Bitcoin Forum

A few days ago (luckily) I read a PDF document that described a vulnerability in several password managers (like 1Passwprd, lastpass) that when they see say  "google.com" domain they will autofill gmail's password field and user name  (even if the fields are hidden on page) and when the user clicks on "continue"  or "vote" (if it was a poll  on the psge) the  passwords are sent to the hacker.

So today on twitter I saw this guy  

https://twitter.com/CoinMKTCap

giving a link to this page hosted on google.com

(be careful before clicking anything on the page)

https://docs.google.com/forms/d/1IZf5cBivam_93zENT_arFFuvWDidHGjWxoTMVmFSoWg/viewform

Now why on earth would this be on docs.google.com if this is anything legitimate? Why not on your own site?

Right click and "view source" and I do see things like on the page:

^(focus|focusin|submit)$/i,r=/^(input|textarea)$/i,s=/^password$/i,l=!!("placeholder"in x);l|

If this page steals gmails passwords (and I think most likely it does), I would have fallen for this  -- for sure --had I not read PDF that describes the hack just a few days before

https://www.isecpartners.com/media/106983/password_managers_nov13.pdf
  

Protip: don't use password managers.

Please move this thread to scam accusations or somesuch; it doesn't belong in securities (there's a link lower right).

Double steal?

Besides some potentially faulty features like auto fill-ins and such, what's your reasoning? And what solution do you suggest otherwise?
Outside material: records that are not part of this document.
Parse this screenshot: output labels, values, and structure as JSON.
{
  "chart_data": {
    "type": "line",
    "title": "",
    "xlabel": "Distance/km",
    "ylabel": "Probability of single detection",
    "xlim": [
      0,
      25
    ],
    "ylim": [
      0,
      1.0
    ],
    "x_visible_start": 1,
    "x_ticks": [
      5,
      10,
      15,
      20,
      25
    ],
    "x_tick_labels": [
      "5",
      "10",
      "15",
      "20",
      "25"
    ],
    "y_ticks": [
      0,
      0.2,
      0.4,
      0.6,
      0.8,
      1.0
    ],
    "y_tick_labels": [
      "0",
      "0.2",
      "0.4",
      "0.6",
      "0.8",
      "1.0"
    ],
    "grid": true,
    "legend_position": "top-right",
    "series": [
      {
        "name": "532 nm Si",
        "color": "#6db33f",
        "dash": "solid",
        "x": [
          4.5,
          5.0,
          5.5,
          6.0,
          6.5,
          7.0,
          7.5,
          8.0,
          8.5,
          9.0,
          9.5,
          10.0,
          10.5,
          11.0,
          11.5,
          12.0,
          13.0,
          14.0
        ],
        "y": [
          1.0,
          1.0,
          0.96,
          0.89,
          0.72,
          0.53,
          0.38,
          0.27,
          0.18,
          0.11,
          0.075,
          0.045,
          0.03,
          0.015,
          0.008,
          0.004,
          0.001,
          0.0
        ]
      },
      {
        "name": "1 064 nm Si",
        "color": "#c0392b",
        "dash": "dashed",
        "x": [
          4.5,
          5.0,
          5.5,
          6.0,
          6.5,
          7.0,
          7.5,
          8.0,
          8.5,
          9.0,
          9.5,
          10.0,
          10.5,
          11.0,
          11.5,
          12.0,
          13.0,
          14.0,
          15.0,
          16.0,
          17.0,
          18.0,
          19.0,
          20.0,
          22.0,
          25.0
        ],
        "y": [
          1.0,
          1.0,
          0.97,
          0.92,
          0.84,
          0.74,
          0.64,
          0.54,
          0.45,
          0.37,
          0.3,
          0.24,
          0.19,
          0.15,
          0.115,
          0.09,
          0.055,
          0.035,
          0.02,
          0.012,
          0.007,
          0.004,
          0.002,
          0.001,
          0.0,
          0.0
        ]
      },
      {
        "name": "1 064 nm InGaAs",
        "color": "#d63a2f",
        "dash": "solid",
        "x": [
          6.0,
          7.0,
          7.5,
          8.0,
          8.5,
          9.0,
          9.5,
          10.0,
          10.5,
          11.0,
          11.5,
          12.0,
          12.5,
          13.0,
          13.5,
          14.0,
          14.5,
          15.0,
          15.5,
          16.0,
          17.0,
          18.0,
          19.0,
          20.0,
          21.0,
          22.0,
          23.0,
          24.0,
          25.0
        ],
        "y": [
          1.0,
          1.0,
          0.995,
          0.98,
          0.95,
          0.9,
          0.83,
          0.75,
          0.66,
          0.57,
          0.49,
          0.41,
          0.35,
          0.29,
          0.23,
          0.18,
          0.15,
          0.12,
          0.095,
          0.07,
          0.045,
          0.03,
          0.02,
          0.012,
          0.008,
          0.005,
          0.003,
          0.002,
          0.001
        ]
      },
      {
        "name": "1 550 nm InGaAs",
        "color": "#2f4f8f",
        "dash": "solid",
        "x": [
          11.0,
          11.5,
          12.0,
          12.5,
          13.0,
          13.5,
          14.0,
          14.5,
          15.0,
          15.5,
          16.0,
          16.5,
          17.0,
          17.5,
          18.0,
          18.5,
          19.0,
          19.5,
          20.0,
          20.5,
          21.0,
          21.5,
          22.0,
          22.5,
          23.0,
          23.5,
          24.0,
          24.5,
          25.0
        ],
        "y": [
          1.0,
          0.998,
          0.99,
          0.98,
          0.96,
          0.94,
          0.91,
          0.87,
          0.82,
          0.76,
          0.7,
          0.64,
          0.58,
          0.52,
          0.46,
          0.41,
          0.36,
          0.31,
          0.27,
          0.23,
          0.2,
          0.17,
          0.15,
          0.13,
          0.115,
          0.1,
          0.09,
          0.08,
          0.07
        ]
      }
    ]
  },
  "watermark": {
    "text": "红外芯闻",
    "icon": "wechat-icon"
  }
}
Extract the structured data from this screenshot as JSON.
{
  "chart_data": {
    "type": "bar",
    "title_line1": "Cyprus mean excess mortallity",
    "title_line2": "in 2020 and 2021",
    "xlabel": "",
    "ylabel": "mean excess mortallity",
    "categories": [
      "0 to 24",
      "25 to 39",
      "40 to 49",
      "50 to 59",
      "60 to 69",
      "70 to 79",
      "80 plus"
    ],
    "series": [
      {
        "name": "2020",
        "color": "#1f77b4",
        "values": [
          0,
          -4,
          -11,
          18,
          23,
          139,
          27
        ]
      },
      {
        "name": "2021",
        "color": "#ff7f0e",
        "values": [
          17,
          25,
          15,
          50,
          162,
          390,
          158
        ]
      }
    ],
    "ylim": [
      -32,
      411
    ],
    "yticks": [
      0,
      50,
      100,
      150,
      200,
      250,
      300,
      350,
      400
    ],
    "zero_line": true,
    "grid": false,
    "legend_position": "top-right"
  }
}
If it's in your head it's in your head. If it's stored by the password manager...well...then it's in there.

wait what are the benefits to read other people email. unless that one is super important, I dont see any goods for the thieves to do that ???

An email account can be used
to reset passwords of other accounts
to collect someome's personal information, pics and other important data,
to send spam messages.

There are many use of a hacked email account but it depends on who's the owner of that account.